Kedua, nihilnya sanksi bagi para dosen yang malas menulis. Sepanjang karier saya sebagai dosen, belum pernah terdengar kabar kaprodi/dekan memberikan sanksi bagi dosen selaku bawahan karena dosen bersangkutan malas menulis. Entah karena sungkan atau alasan lain, kaprodi/dekan cenderung bersikap abai terhadap do­sen yang malas menulis. Saya kira, sikap abai tersebut harus diperbaiki demi peningkatan kualitas pengembangan diri dosen.

Menurut pengakuan Dr. Bambang Sumintomo, dosen Universiti Teknologi Malaysia, para dosen di kampus UTM memiliki kewajiban publikasi ilmiah. Mereka, terutama dosen bergelar doktor, diwajibkan menulis dan presentasi karya ilmiah di luar negeri, serta jurnal internasional. Saya tak hendak membanding-bandingkan dengan para dosen di UTM, mengingat atmosfer kinerja dan akademik dosen kita sangat jauh berbeda dengan mereka.

Namun, yang ingin saya garis bawahi ialah bahwa pihak kampus UTM memberikan kewajiban kepada para dosennya untuk menulis. Tentu, apabila menulis dijadikan sebagai kewajiban bagi para dosen UTM, maka hal itu berimplikasi kepada hak atas kewajiban tadi berupa insentif. Selain itu, yang tak kalah penting ialah, tersedianya sarana dan prasarana di kampus UTM berupa akses internet terhadap jurnal internasional yang cepat dan memadai.

Rendahnya Royalti Buku

Ketiga, rendahnya jumlah royalti buku yang diterima. Sepengetahuan saya, rata-rata penerbit buku di Indonesia memberikan royalti buku sebesar 10 persen kepada penulis buku. Sementara itu, 90 persen lainnya tersedot untuk biaya operasional penerbit dan distributor. Barangkali, hal itu yang menyebabkan kenapa para dosen kita enggan (atau malas?) menulis buku. Mereka pun lebih memilih sibuk mengajar di kelas ketimbang menulis buku.

Bagi para dosen kita, mengajar mahasiswa lebih mudah daripada menulis buku. Sebelum mengajar, seorang dosen biasanya cukup membuat materi berupa powerpoint. Ada kalanya materi tersebut cukup dikopi ulang (copy paste) dari tahun lalu sehingga tak ada unsur kebaruan di dalamnya. Atau yang banyak terjadi para dosen kita hanya mengacu buku/referensi “jadul” tatkala ia menempuh studi sarjana (S-1) sekian tahun yang lalu. Sungguh potret anomali bukan?

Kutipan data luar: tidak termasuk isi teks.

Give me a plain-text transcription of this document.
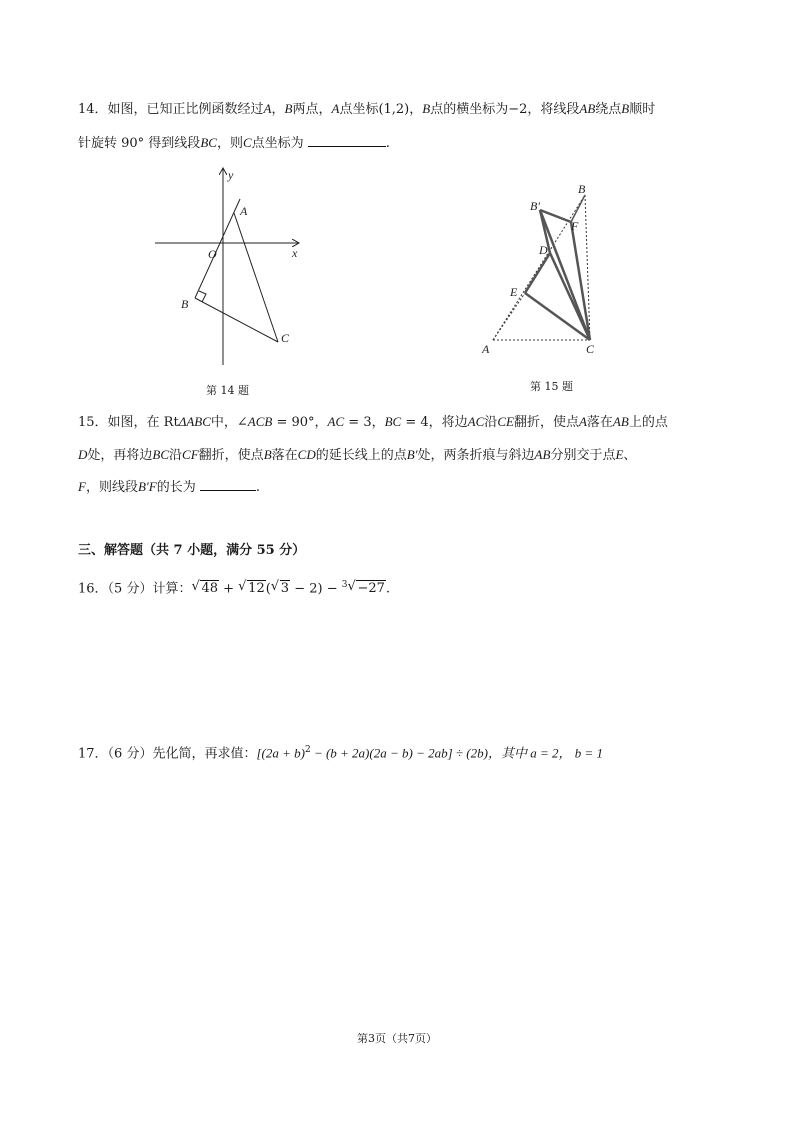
14．如图，已知正比例函数经过A，B两点，A点坐标(1,2)，B点的横坐标为−2，将线段AB绕点B顺时
针旋转 90° 得到线段BC，则C点坐标为	.
y
x
O
A
B
C
第 14 题
B
B′
F
D
E
A	C
第 15 题
15．如图，在 RtΔABC中，∠ACB = 90°，AC = 3，BC = 4，将边AC沿CE翻折，使点A落在AB上的点
D处，再将边BC沿CF翻折，使点B落在CD的延长线上的点B′处，两条折痕与斜边AB分别交于点E、
F，则线段B′F的长为	.
三、解答题（共 7 小题，满分 55 分）
16．（5 分）计算： √ 48 + √ 12( √ 3 − 2) − $^3$ √ −27.
17．（6 分）先化简，再求值：$[(2a + b)^2 - (b + 2a)(2a - b) - 2ab] \div (2b)$，其中 a = 2， b = 1
第3页（共7页）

Situasi di atas sangat jauh berbeda dengan saat menulis buku. Apabila seorang dosen ingin menulis buku, mau tidak mau, ia pun “dipaksa” untuk membaca buku/referensi mutakhir. Di samping itu, ia juga harus pandai menyesuaikan gaya penulisan yang lebih populer serta mudah dipahami oleh pembaca. Sementara buku itu nantinya akan laris atau tidak, itu merupakan urusan nomor sekian. Yang penting seorang dosen mau menulis terlebih dahulu.

Tapi, satu hal yang tak kalah penting bahwa apabila para dosen menyadari bahwa dirinya ialah tokoh intelektual, semestinya menulis buku menjadi salah satu jalan untuk berkontribusi demi perbaikan bangsa-negara ini. Kata Buya Syafii, membaca, menulis, dan merenung merupakan kegiatan utama bagi seorang dosen. Apabila ada seorang dosen tak mau melakukan ketiga kegiatan tadi, lanjut Buya Syafii, maka ia tak pantas menyandang predikat dosen. Semoga!